Chris Petrucelli had untouched training plans on his desk ready for the day after spring recess. In fact, he had details and outlines draw up for each day of the week his team was scheduled to return to campus back in March.
No one ever returned. None of the plans were ever used.
To Petrucelli, it was a very physical, if not poetic, reminder that there is no playbook for leading a college program amid the coronavirus.
All the normal luxuries associated with college soccer — a set schedule in June, travel arraignments to get players back to campus, even the way preseason workouts are structured — have been thrown into chaos. Constructing a simple practice plan, that used to be the heart of a preseason training regiment, now seems to be the most trivial task of all.
And if the staff needed any other reminder of that, Boston University provided it on June 22. The Terriers canceled the non-conference game scheduled in August between SMU and BU in Boston. Petrucelli told the team of the news in a meeting this morning at 11 a.m.
“There is a lot of uncertainty. Everyone is hopeful we are going to have a season just like every other one. Everyone is working under the assumption that it will happen,” Petrucelli said in an interview with The Daily Campus. “But I think none of us would be shocked if things changed along the way.”
While Petrucelli noted that BU initiated the cancellation, he was not without his own reservations. He indicated that had Boston not informed his staff earlier, he may have called off the contest himself.
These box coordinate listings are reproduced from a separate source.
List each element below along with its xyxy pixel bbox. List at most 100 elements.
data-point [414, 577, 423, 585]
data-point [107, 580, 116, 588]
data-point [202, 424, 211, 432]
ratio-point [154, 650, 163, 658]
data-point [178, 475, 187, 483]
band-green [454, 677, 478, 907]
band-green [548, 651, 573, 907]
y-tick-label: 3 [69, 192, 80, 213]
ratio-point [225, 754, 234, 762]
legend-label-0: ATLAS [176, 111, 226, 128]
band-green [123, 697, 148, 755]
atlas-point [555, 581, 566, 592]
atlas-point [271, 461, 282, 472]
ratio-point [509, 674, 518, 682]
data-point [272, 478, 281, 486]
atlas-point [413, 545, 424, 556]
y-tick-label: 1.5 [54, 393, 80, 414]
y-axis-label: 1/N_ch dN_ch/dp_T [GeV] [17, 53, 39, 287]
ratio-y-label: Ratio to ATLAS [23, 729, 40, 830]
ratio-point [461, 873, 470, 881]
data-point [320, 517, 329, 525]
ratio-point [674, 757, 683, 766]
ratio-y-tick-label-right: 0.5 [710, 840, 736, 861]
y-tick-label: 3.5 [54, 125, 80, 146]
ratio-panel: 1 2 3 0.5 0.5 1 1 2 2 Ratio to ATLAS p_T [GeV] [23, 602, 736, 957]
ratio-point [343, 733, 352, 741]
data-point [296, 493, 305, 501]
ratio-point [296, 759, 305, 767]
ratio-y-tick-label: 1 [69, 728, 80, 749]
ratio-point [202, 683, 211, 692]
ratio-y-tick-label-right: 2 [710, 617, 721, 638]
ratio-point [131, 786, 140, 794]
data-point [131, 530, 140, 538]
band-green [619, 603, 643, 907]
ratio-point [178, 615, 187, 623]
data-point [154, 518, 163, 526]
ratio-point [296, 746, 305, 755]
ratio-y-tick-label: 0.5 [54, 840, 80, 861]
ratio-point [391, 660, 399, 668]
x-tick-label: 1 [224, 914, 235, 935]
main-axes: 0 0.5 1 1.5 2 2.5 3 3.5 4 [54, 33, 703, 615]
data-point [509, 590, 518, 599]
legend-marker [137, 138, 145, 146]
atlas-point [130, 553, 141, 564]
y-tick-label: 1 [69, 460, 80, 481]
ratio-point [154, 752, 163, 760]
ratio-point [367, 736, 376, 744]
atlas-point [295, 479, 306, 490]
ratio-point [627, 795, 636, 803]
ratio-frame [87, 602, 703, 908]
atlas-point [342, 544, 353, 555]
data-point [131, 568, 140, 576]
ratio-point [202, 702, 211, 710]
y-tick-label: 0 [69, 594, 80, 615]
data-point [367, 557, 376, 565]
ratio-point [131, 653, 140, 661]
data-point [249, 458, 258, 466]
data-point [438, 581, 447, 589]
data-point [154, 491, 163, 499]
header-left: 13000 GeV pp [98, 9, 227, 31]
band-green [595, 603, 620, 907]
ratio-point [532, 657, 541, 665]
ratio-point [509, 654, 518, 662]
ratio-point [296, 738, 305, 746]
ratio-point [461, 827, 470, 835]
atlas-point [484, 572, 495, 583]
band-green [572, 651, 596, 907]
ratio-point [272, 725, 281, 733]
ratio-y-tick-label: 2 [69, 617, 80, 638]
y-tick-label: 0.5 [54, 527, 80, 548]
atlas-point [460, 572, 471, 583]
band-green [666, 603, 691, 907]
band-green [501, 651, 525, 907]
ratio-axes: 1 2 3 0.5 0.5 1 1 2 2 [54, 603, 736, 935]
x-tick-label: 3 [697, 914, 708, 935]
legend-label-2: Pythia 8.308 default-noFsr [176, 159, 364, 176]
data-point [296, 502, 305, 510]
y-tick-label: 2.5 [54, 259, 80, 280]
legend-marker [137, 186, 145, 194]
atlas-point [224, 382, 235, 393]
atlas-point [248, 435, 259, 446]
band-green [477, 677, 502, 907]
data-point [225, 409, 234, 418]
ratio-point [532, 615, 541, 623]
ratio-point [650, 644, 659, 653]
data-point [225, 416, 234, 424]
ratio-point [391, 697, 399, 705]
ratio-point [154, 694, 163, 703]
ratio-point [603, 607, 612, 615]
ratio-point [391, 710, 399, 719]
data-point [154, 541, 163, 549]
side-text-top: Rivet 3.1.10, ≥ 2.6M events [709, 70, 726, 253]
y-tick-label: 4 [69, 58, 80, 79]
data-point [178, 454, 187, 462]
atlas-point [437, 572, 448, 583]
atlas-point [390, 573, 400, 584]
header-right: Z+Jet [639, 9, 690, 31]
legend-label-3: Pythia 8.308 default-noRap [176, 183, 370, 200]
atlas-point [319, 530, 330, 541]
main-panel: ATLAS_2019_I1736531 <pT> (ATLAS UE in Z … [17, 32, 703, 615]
“Honestly, I was leaning toward canceling it anyway. I just was uncomfortable with putting our team on a plane in August and flying into Boston,” Petrucelli said on the day the game was canceled in a phone interview. “… Travel is a concern right now.”
Many Texas schools have been actively exploring options to schedule in-state teams to fill up the non-conference slate to avoid air travel. Petrucelli acknowledged that is occurring, saying teams are “just now figuring out what their plan is.”
For SMU specifically, though, the head coach was less concerned with the non-conference scheduling scramble and more with the American Athletic Conference season.
Although the official 2020 schedule for SMU has not been released yet, Petrucelli indicated that Boston University was the only game within flying distance in the non-conference slate for his program. That said, the AAC schedule includes SMU traveling numerous times by plane. Last season alone, SMU played four conference, regular season road games in four different states including Pennsylvania, Tennessee, Connecticut and Oklahoma.
The game of particular concern, for Petrucelli, would be a road contest at Temple in Philadelphia.
“The season is changing rapidly. People changing games, canceling games… [Some of our conference games] are looking a little bit iffy at this point. The travel, for example we have to go to Temple. I’m not sure Philadelphia is totally open at this point,” Petrucelli said. “… What we know right now might be totally different next week than what it is today.”
The schedule will likely not be finalized until August, according to Petrucelli. There are weekly meetings with the conference and coaches around the league to discuss possibilities.
In the meantime, the program will have other concerns at hand. Getting his players back to campus is one of them.
Incoming freshman Jordina Colomer, from Manlleu, Spain, is still unsure if she will be able to enter into the United States with the COVID-19 travel restrictions in place. The defender is in frequent talks with Petrucelli and the coaching staff, but the decision will largely be out of all of their hands.
“We don’t even know if we are going to have all of our players in… she can’t get in the country. There is still a lot up in the air,” Petrucelli said.
Colomer is the only European player on the roster. Three players are from Canada, but some have stayed the summer in Dallas.
As states like New York, New Jersey and Connecticut put up different inter-state travel restrictions and quarantine measures, that could become another travel concern for the program. 12 players on the roster come from states outside of Texas and some have not returned to campus at this date.
For those who can get on campus, though, the training and the season will likely be nearly unrecognizable from years past. From a physical standpoint, the staff is reworking training schedules to reflect the lack of physical activity most players have been able to manage since March. Petrucelli said the preseason will have to be much “slower” than he is used to as nobody has played in a game since the winter.
The staff is also preparing for the “inevitability” of playing games without a full roster. With players getting sick in the middle of the season, quarantining for two weeks or more, it is a reality not lost on Petrucelli.
“It is going to be day-to-day. Who tests positive? Who is in quarantine? All of these things that are possibilities and, I guess at this point, more likely probabilities,” Petrucelli said.
“Just looking around the country at different sports leagues, maybe it is more of a probability that [people get sick],” Petrucelli continued. “We are going to have to try to win games without all of our players. That is not just us, it is everyone across the country.”
In team meetings, the coaching staff has attempted to relay information to players and parents. He tries to stay away from specifics, since they are ever-changing and sparse, but frequent updates are doled out. He talks to the entire team once a week and texts or calls multiple individual players on a daily basis. In any conversation, this is the biggest topic of conversation.
“What does the season look like? What do we know right now?” Petrucelli said of some questions he fields from players. “A lot of the stuff [we talk about] isn’t surprising to them. But they don’t quite know yet. This is a different time and there is no playbook. We are kind of making it up as we go along. We have a lot of adjustments to make.”